The Met’s defence is that this group is disproportionately likely to be the perpetrators of violent crime and that the policy is successful in taking dangerous weapons off the streets. Desperation over knife crime in many communities led to more willingness to trust the police. That trust appears not to be repaid. Smartphone footage shows a nurse humiliated; another case revealed a father and son stopped for being black and on a bicycle. Only about a fifth of searches lead to an arrest or sanction. Most of these are for petty drug offences. Police should be apologising to the 80% of people they have inconvenienced and routinely handcuffed during stop and search because their suspicions were unfounded.

Ms Dick’s claim that stop and search is an effective tool to fight crime flies in the face of the research. A landmark 2018 study by University College London found no clear evidence that stop and search had a significant effect on violent crime. The policy had fallen out of favour since its use peaked in 2010.

Theresa May’s stint as home secretary ushered in a revolution in policing. Mrs May, to her credit, understood the counterproductive nature of the policy and made it more difficult to use. However, a panic over knife crime has seen politicians return to robust policing methods, a theme enthusiastically taken up by the current home secretary, Priti Patel.

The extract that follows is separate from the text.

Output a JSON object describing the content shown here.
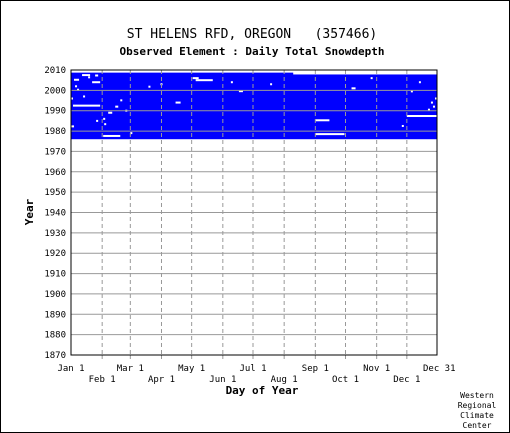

There is a place for stop and search, but there must be safeguards applied to this intrusive and coercive policy. Surely knife crime can be driven down without state powers used against swathes of innocent people, disproportionately from the black community with the understandable damage that causes. The section 60 powers, which allow officers to conduct “no-suspicion” stop and searches and have been widened by Mrs Patel, should be repealed.

Ms Dick could do worse than follow the lead of her West Midlands counterpart who apologised last month to the black community for failings in “how we have policed them”. Black people in London are three times more likely to be stopped and searched than in Birmingham. This has little to do with crime. It is more about the culture and tradition of the Met, where the police seem to have a fixed idea who the “criminals” are and see it as their job to control them. London’s police force appears poorly managed, poorly disciplined and insufficiently accountable to the public it serves. Ms Dick needs to get a grip. Her departure right now would be a substitute for real change rather than a catalyst for it. What communities in the UK’s capital need is to be policed without being inflicted with a reign of terror.